Which meant that we didn’t really need to do Realpolitik any longer – at least we didn’t think we did.   Saddam left a very bad taste in our mouths and whatever leverage he had over us, Realpolitik-wise, died when the Ayatollah did..  But as the writer said, Saddam “had a very warped understanding of the outside world and his own judgment.” 

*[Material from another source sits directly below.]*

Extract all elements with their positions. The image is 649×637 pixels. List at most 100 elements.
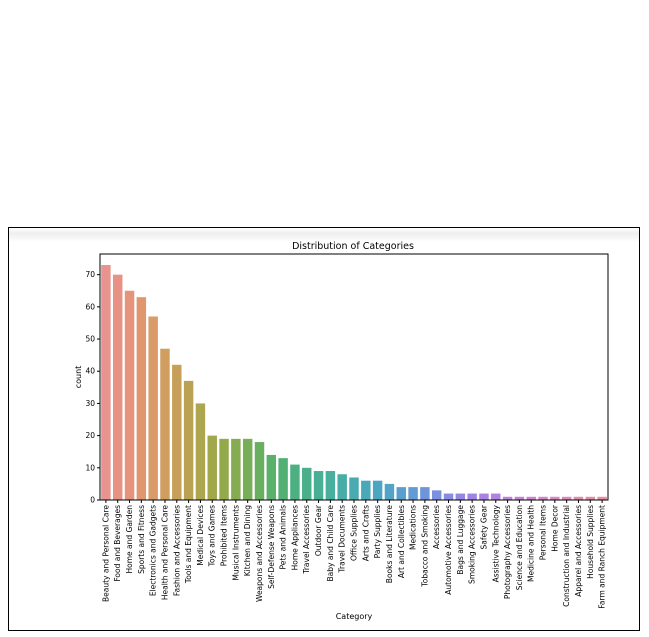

I picked up Niall Ferguson’s The Pity of War, Explaining World War I, the other day to see if I could read a few more pages and couldn’t.  But I recalled that Ferguson loved to play with “counterfactuals.”  What would the world be like today if we had let this June 4, 1990 “most dangerous man in the world,” have his Kuwait and his head?  His ambition was to create an Arab Ummah that would be the equal of the U.S., Europe, or China..  What would the world be like if we’d let him do it – even encouraged it?  Yeah, he was a brutal dictator, but we’d been dealing with those in the Soviet Union for years.  Yeah he killed a bunch of his own people, but so have the Chinese.  Irene likes to insist that Ahmadinejad is really a reasonable rational person, why couldn’t we insist the same thing about Saddam?  I’m not being ironic here, I’m really considering the idea.


As soon as I wrote that, I realized I wouldn’t be believed.  Certain people will insist on believing I’m being ironic even while saying I’m not, but if we’d allowed Saddam to go ahead and do his thing, we wouldn’t be worrying quite so much about Iran today.   In fact, Saddam probably wouldn’t have been as long suffering and patient as the UN & US have been about Iran’s nuclear build up.  He would have already knocked their nuclear facilities out. 


And what would we have to worry about from him directly?   Irene would be telling us that he is really a reasonable and rationale person and wouldn’t actually bomb anyone, and maybe he wouldn’t actually do that because we could then threaten to bomb Baghdad as soon as he bombed Israel.  Would that be enough for Israel?  Maybe.


One of the pretexts for Osama bin Laden was American soldiers in the Islamic Holy Land, but the only reason those soldiers were there was that Saudi Arabia was afraid they were the next domino Saddam was interested in knocking over, and that was probably true, but so what?  As long as we’re doing a counterfactual, let’s let Saddam have Saudi Arabia as well.  Now he has enormous wealth and we have to deal with him forever, or until the oil runs out, but Saddam wants a lot of things and has to sell his oil.  Maybe that would work out.


Maybe if there had been no First Gulf War, and Bush hadn’t mistakenly counted on his popularity after giving Saddam his comeuppance, he would have realized “it’s the economy, stupid,” and done what was necessary to get elected to a second term. 


Is what we have now better than what we would have had if we’d allowed Saddam to dominate the Arab World?  I don’t know.